If the LogPanel renders perfectly in Storybook but messages never make it across the iframe boundary, users see nothing. The code-server-based suite is the only place we catch that failure mode.
How It Works
Everything uses the shared page model at
tests/e2e/models/code-server-page.ts and the fixtures in
tests/e2e/fixtures/base.ts — no bespoke helpers. The suite resolves
the LogPanel frame via getLogPanelFrame(), which was made reliable
under #143, and asserts against the [data-testid="log-panel"] and
.log-panel__entry selectors that #176 shipped.
The two new parity scenarios assert selection state by CSS class using
toHaveClass(/selected/), matching the web-shell pattern exactly. We
deliberately kept aria-selected out of scope — accessibility coverage
sits on its own backlog item (#209) and gating a11y work behind E2E
reactivation would have muddled both threads.
A Lint-Level Guard Against Going Quiet
The suite’s failure mode historically wasn’t a broken test — it was a
silent skip. test.describe.fixme shows up as “pending” in Playwright
reports, which is easy to stop noticing. To stop that from recurring,
a 22-line bash script at scripts/check-log-panel-skip-guard.sh greps
for test.skip, test.fixme, and their .describe variants in this
one suite file. It runs in task lint and exits non-zero if any of
them reappear. Re-silencing the suite now fails CI, not a code review.

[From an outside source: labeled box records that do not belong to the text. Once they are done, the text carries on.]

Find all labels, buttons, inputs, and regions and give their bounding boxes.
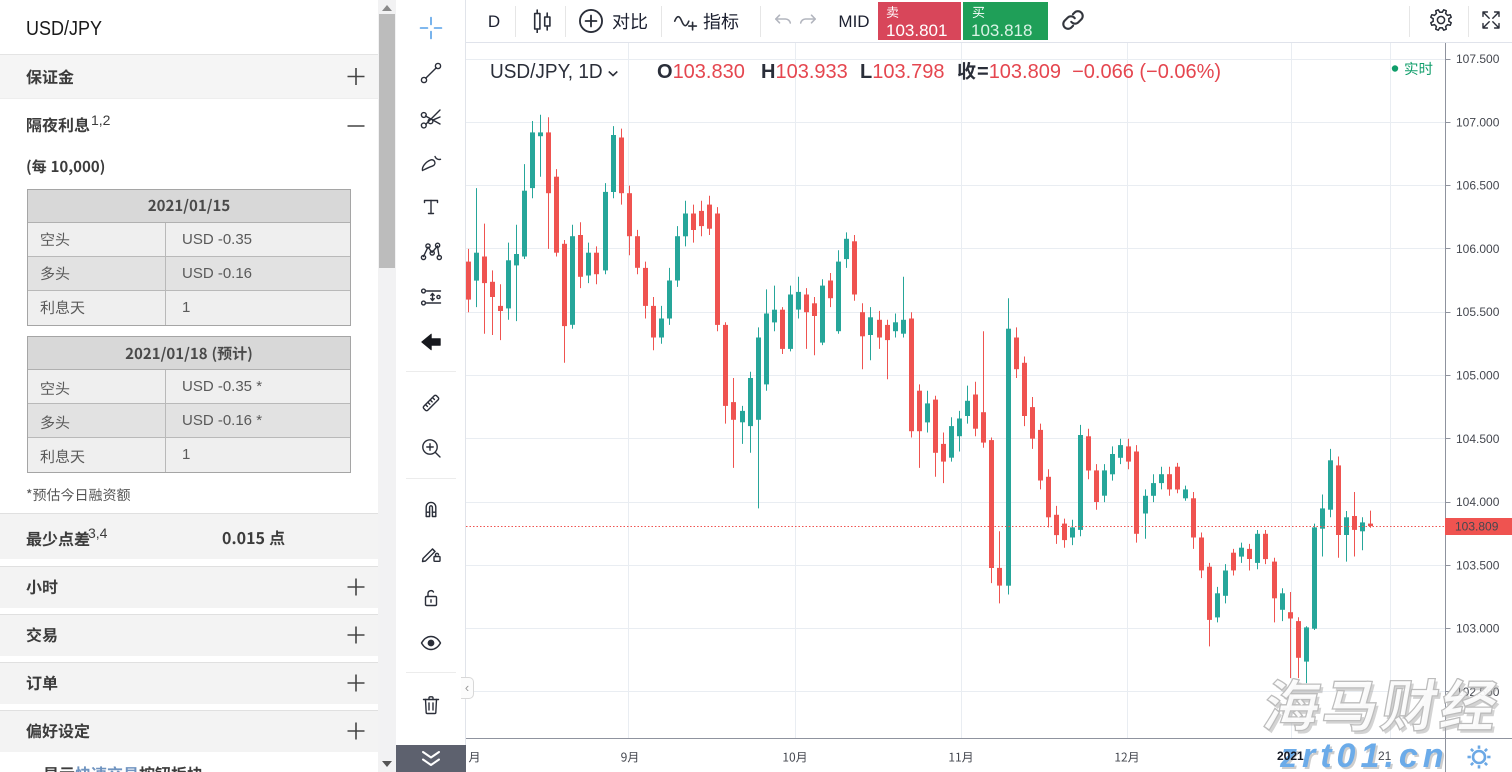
svg-text:103.500: 103.500 (1456, 558, 1500, 572)
svg-text:104.000: 104.000 (1456, 495, 1500, 509)
svg-text:106.500: 106.500 (1456, 179, 1500, 193)
svg-text:105.000: 105.000 (1456, 369, 1500, 383)
svg-text:107.500: 107.500 (1456, 52, 1500, 66)
svg-text:104.500: 104.500 (1456, 432, 1500, 446)
svg-text:106.000: 106.000 (1456, 242, 1500, 256)
svg-text:103.000: 103.000 (1456, 622, 1500, 636)
svg-text:103.809: 103.809 (1455, 520, 1499, 534)
svg-text:107.000: 107.000 (1456, 115, 1500, 129)
svg-text:105.500: 105.500 (1456, 305, 1500, 319)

Scope Stayed Narrow on Purpose
Four sibling suites (test-analysis-tool, test-log-edit-face,
test-event-log-propagation, and test-capture-log-evidence) still
sit at .skip with the same #143 blocker comment. Each has its own
independent risk — one needs debrief-calc in the E2E environment,
another has its own stability history, another has cross-scenario state
coupling. Reactivating all five at once would have bundled unrelated
failure modes. The log-panel suite was already promoted to fixme as
the designated front-runner, so we honour that staging decision and
let it prove the webview-iframe path before the others follow.
Runtime Budget and the Reactive Fallback
The modelled wall-clock across five scenarios is 76–109 seconds,
straddling the 90-second median target in SC-005. Rather than consolidate
the two selection scenarios up front to buy headroom, we kept them
separate for per-scenario debuggability — a failing selection assertion
in its own test() block is straightforward to triage. The fallback is
explicit: if the 10-run post-merge median breaches 85s, a tracking
issue opens; if it breaches 90s, scenarios D and E consolidate. The
trigger rules live in the spec, so there’s no judgement call to make.
What’s Next
The four sibling .skip suites are the natural follow-on, but each
needs its own spec and research pass. The #209 axe-core audit covers
the accessibility-attribute coverage we deferred. Post-merge, the
evidence report fills in with actual 10-run medians, and the scenario
list stands as the parity baseline for any future LogPanel behaviour
that needs the real integration path in CI.